A : En effet, j’ai écouté la lecture enregistrée de Le fait de vivre, et je crois qu’on sent que c’est fait pour être dit en longueur • S : Je ne sais pas si c’est fait pour être dit, mais c’est des formes de l’oralité qui tendent vers une façon de vivre avec le langage. Par exemple, j’utilise beaucoup — voire trop, quelqu’un m’en a fait la remarque — le mot conversation. Il y a cette idée qu’au fond il y a une oralité possible du poème, mais dans une espèce de déhanché conversationnel, et pas du tout dans la recherche de petits éléments, de petites cellules rythmiques, sonores, etc • A : Vous avez donc encore tendance à effacer les obstacles ? • S : Tout à fait. Je suis resté sur ce côté liquide • A : Pour la continuité ? • S : Pour la continuité, et cette espèce de durée de l’existence • A : Mais il me semble que vous rajoutez de plus en plus de parenthèses, comme dans Le fait de vivre • S : Oui, et parce qu’aussi dans une conversation il y a des façons de faire des incises, des commentaires — des choses un peu réactives.
A : Vous avez beaucoup pensé à comment ça se traduit, s’écrit et se dit, le rythme de la conversation ? • S : Oui, et il y a des choses que je trouve encore difficiles, comme les changements de voix. Sur une page ça passe tout seul, mais j’aimerais l’articuler, et je crois que si je me suis mis à écrire des dialogues c’est vraiment pour ça.

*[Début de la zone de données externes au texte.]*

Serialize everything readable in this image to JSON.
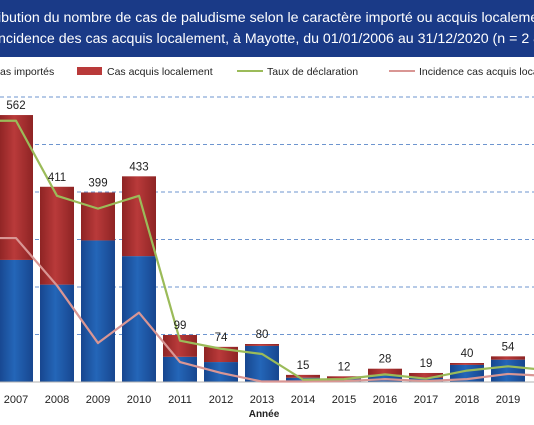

Il faudrait qu’au bout d’un moment je trouve la solution pour que tout soit dans un même flux • A : Que le dialogue et le poème se rencontrent ? • S : Je n’y suis pas encore, l’articulation des sauts de voix pose vraiment problème à l’intérieur du poème, sans recourir à des signes typographiques ou des ‘il dit elle dit’. Mais quelque chose m’intéresse et c’est de saisir l’oralité de la conversation, c’est certain. C’est cette oralité-là parce qu’elle est à la fois vivante et qu’elle est en lien. Il y a quelque chose qui m’énerve profondément, c’est la poésie un peu à la Clement Greenberg qui suppose que son médium est le tout de ce qu’elle a à dire. Je ne vois pas l’intérêt et je trouve que quand le langage est trop présent il y a… bon, je pense que des figures comme la caresse sont assez présentes dans ce que je fais, et moi j’aimerais que le langage se transforme en caresses, en actions. Et plutôt des actions physiques • A : Vous n’êtes donc pas du tout dans un héritage mallarméen • S : Pas du tout. D’ailleurs, j’ai des grandes discussions avec Pierre Vinclair à ce sujet • A : Je vais le voir aussi • S : Et bien voilà, lui vient de Mallarmé • A : Mais s’en éloigne • S : Il s’en éloigne un peu mais c’est étonnant. Je parle de ça parce que je viens de lire son livre sur Ashbery et je lui ai écrit une lettre, on est un peu en conversation théorique. Ce qui est intéressant, si j’essaye de rattacher ça à notre question, c’est que lui est vraiment du côté du sens, et moi plutôt du côté de la sensation • A : Ce n’est ni le sens ni le son mais la sensation ? • S : Oui… c’est les sens, et la production des sensations par le poème, dans le sens où les sensations sont des rapports, sont des relations. On dit comme ça que chaque être humain a une hiérarchie des sens. Pour moi, c’est sûr que c’est le toucher qui vient en premier • A : Vous avez un rapport tactile à la langue ? • S : Je pense. Un rapport un peu comme ça, sculptural, mais toujours dans une espèce de rêve de la continuité.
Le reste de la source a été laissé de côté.